In order to continue the constructive discussions about FFDCA, in 2000 EPA and USDA established, under the auspices of NACEPT, the Committee to Advise on Reassessment and Transition (CARAT). The CARAT provided a forum for a broad spectrum of stakeholders to consult with and advise the Agency and the Secretary of Agriculture on pest and pesticide management transition issues related to the tolerance reassessment process. The CARAT was intended to further the valuable work initiated by earlier advisory committees toward the use of sound science and greater transparency in regulatory decision-making, increased stakeholder participation, and reasonable transition strategies that reduce risks without jeopardizing American agriculture and farm communities.
As a result of the 1998 and 1999 TRAC process, EPA decided that the implementation process and related policies would benefit from providing notice and comment on major science policy issues. The TRAC identified nine science policy areas it believed were key to implementation of tolerance reassessment. EPA agreed to provide one or more documents for comment on each of the nine issues by announcing their availability in the Federal Register. In a notice published in the Federal Register of October 29, 1998 (63 FR 58038) (FRL-6041-5), EPA described its intended approach. Since then, EPA has issued a series of draft and revised documents concerning the nine science policy issues. Publication of this notice is intended to update the public on the status of two of the FQPA science policy papers.
III. Summary: Why the Policy Is No Longer Needed
As a result of the new procedures for estimating concentrations of pesticide residues in drinking water, this notice announces the withdrawal of “Standard Operating Procedures for Incorporating Screening-Level Estimates of Drinking Water Exposure into Aggregate Risk Assessments” http://www.epa.gov/fedrgstr/EPA-PEST/2000/October/Day-11/p25934.htm.
In assessing the risks of pesticide exposure, scientists frequently use mathematical models to predict pesticide concentrations in food, water, residential, and occupational environments. This notice pertains to how the Agency determines pesticide risk from drinking water. (For more information on the models the Agency uses to estimate concentrations of pesticides in drinking water see http://www.epa.gov/oppefed1/models/water/models4.htm). This approach provides a more realistic estimate of exposure through drinking water since actual drinking water consumption data and reported body weight from the Combined Survey of Food Intake by Individuals (CSFII) are used, rather than the standard assumptions used in the Drinking Water Level of Comparison approach.

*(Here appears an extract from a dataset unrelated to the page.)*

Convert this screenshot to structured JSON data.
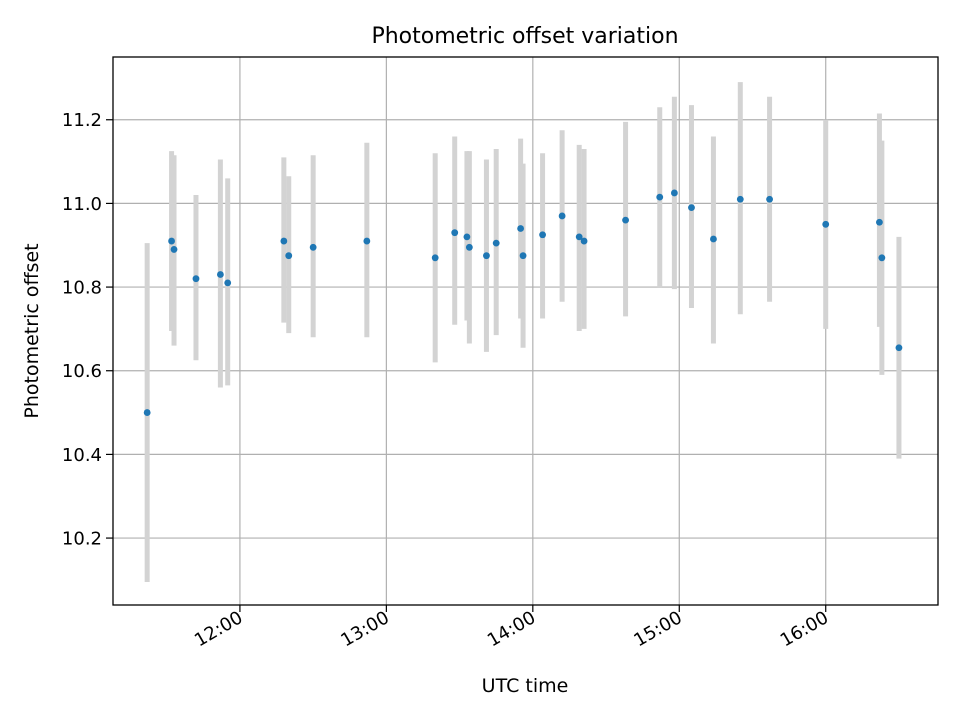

This action is also responsive to the recommendations made by EPA's Office of Inspector General during its review of EPA's implementation of FQPA. In its report “Opportunities to Improve Data Quality and Children's Health through the FQPA” issued January 10, 2006 http://www.epa.gov/oigearth/reports/2006/20060110-2006-P-00009.pdf, the Office of Inspector General recommended that EPA should update the status of its Science Policy issue papers. This Federal Register notice updates the public on the status of one of the Science Policy papers which has been rendered obsolete by the availability of more robust data and models.Start List of Subjects
List of Subjects
- Environmental protection
- Administrative practice and procedure
- Agricultural commodities
- Pesticides and pests
Dated: July 20, 2007.
James B. Gulliford,
Assistant Administrator, Office of Prevention, Pesticides and Toxic Substances.